My dear brothers and sisters, in today's Gospel, Jesus tell us a story about a father who has two sons. Jesus speaks this parable towards the very end of his life. He is in Jerusalem the week before his crucifixion.
He spends his nights outside the city with his disciples and his days inside the Temple, debating with the Jewish scholars and leaders who are trying to discredit and humiliate him.
He tells this parable for them, in order to break through their blindness.
These leaders, the ones who are against Jesus and who will soon arrange his death, are Palestine's experts in religion. They are the ones who serve in the Temple, study the sacred Scriptures, preach to the crowds, and rule and govern God's Chosen people.

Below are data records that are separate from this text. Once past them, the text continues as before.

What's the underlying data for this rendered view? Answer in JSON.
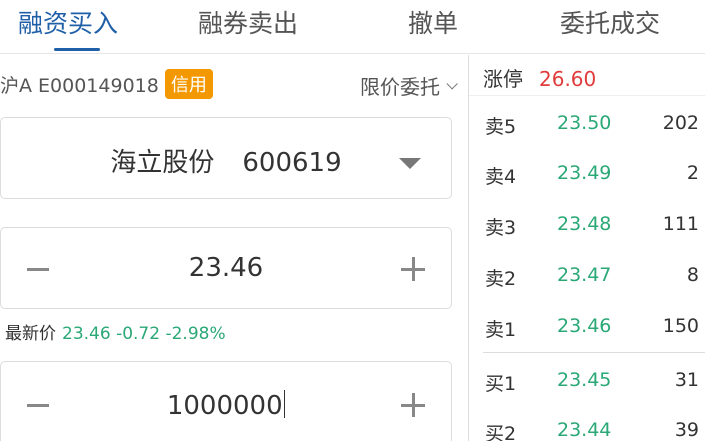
{
  "tabs": [
    {
      "label": "融资买入",
      "active": true
    },
    {
      "label": "融券卖出",
      "active": false
    },
    {
      "label": "撤单",
      "active": false
    },
    {
      "label": "委托成交",
      "active": false
    }
  ],
  "account": {
    "text": "沪A E000149018",
    "badge": "信用",
    "badge_color": "#f39800"
  },
  "order_type": {
    "label": "限价委托"
  },
  "stock": {
    "name": "海立股份",
    "code": "600619"
  },
  "price": {
    "value": "23.46"
  },
  "latest": {
    "label": "最新价",
    "values": "23.46 -0.72 -2.98%"
  },
  "quantity": {
    "value": "1000000"
  },
  "limit_up": {
    "label": "涨停",
    "value": "26.60"
  },
  "order_book": {
    "asks": [
      {
        "label": "卖5",
        "price": "23.50",
        "volume": "202"
      },
      {
        "label": "卖4",
        "price": "23.49",
        "volume": "2"
      },
      {
        "label": "卖3",
        "price": "23.48",
        "volume": "111"
      },
      {
        "label": "卖2",
        "price": "23.47",
        "volume": "8"
      },
      {
        "label": "卖1",
        "price": "23.46",
        "volume": "150"
      }
    ],
    "bids": [
      {
        "label": "买1",
        "price": "23.45",
        "volume": "31"
      },
      {
        "label": "买2",
        "price": "23.44",
        "volume": "39"
      }
    ]
  },
  "colors": {
    "accent": "#1f5fa8",
    "down": "#2aa876",
    "up": "#e03c3c"
  }
}
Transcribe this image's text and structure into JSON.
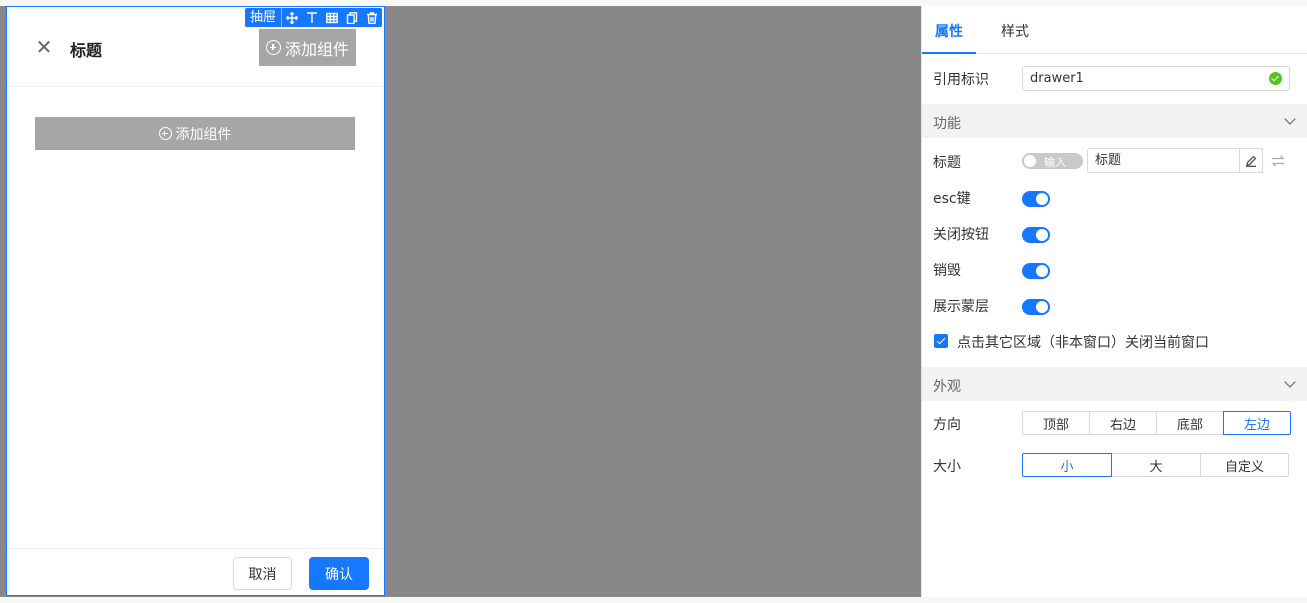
{
  "drawer": {
    "title": "标题",
    "header_add_label": "添加组件",
    "body_add_label": "添加组件",
    "cancel_label": "取消",
    "confirm_label": "确认"
  },
  "selection_toolbar": {
    "label": "抽屉",
    "icons": [
      "move-icon",
      "align-top-icon",
      "table-icon",
      "copy-icon",
      "delete-icon"
    ]
  },
  "panel": {
    "tabs": [
      {
        "label": "属性",
        "active": true
      },
      {
        "label": "样式",
        "active": false
      }
    ],
    "ref": {
      "label": "引用标识",
      "value": "drawer1"
    },
    "sections": {
      "function": "功能",
      "appearance": "外观"
    },
    "title_row": {
      "label": "标题",
      "toggle_label": "输入",
      "value": "标题"
    },
    "switches": [
      {
        "label": "esc键",
        "on": true
      },
      {
        "label": "关闭按钮",
        "on": true
      },
      {
        "label": "销毁",
        "on": true
      },
      {
        "label": "展示蒙层",
        "on": true
      }
    ],
    "checkbox": {
      "label": "点击其它区域（非本窗口）关闭当前窗口",
      "checked": true
    },
    "direction": {
      "label": "方向",
      "options": [
        "顶部",
        "右边",
        "底部",
        "左边"
      ],
      "selected": "左边"
    },
    "size": {
      "label": "大小",
      "options": [
        "小",
        "大",
        "自定义"
      ],
      "selected": "小"
    }
  },
  "colors": {
    "accent": "#1677ff",
    "canvas_bg": "#888888",
    "success": "#52c41a"
  }
}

They claim to be God's close collaborators, the ones who are following God's commandments better than anyone else. And yet, these are the very ones who fail to recognize Jesus as the Messiah.
Sinners and social outcasts on the other hand, like tax collectors and prostitutes, do recognize Jesus; they believe in him, and they repent from their sin.
Why are the chief priests and elders unable to see the truth?
Why do they, like the second son in the parable, say that they are God's followers, but then refuse to obey the Messiah of God?
This is an important question for us. We are among the small percentage of Catholics who come to Sunday Mass - we are the ones who appear to be following the Lord. And so, we too are in danger of falling into this same blindness, of thinking that we are doing God's will in our lives, but actually not doing it.
The cause of their spiritual blindness can also become the cause of our spiritual blindness. What is this cause? Hypocrisy. Keeping up the appearances of a good Catholic, but compromising the substance.
The surest way to banish hypocrisy from our lives is to adopt as our personal motto the phrase that Jesus taught us in the Our Father: "Thy Kingdom come, thy will be done."
God's will is dependable and truthful, and when we make it our highest priority, we too become dependable and truthful.
And unlike followers of some other religions, as Christians we have an objective standard for God's will that protects us from doing evil and calling it "the will of God."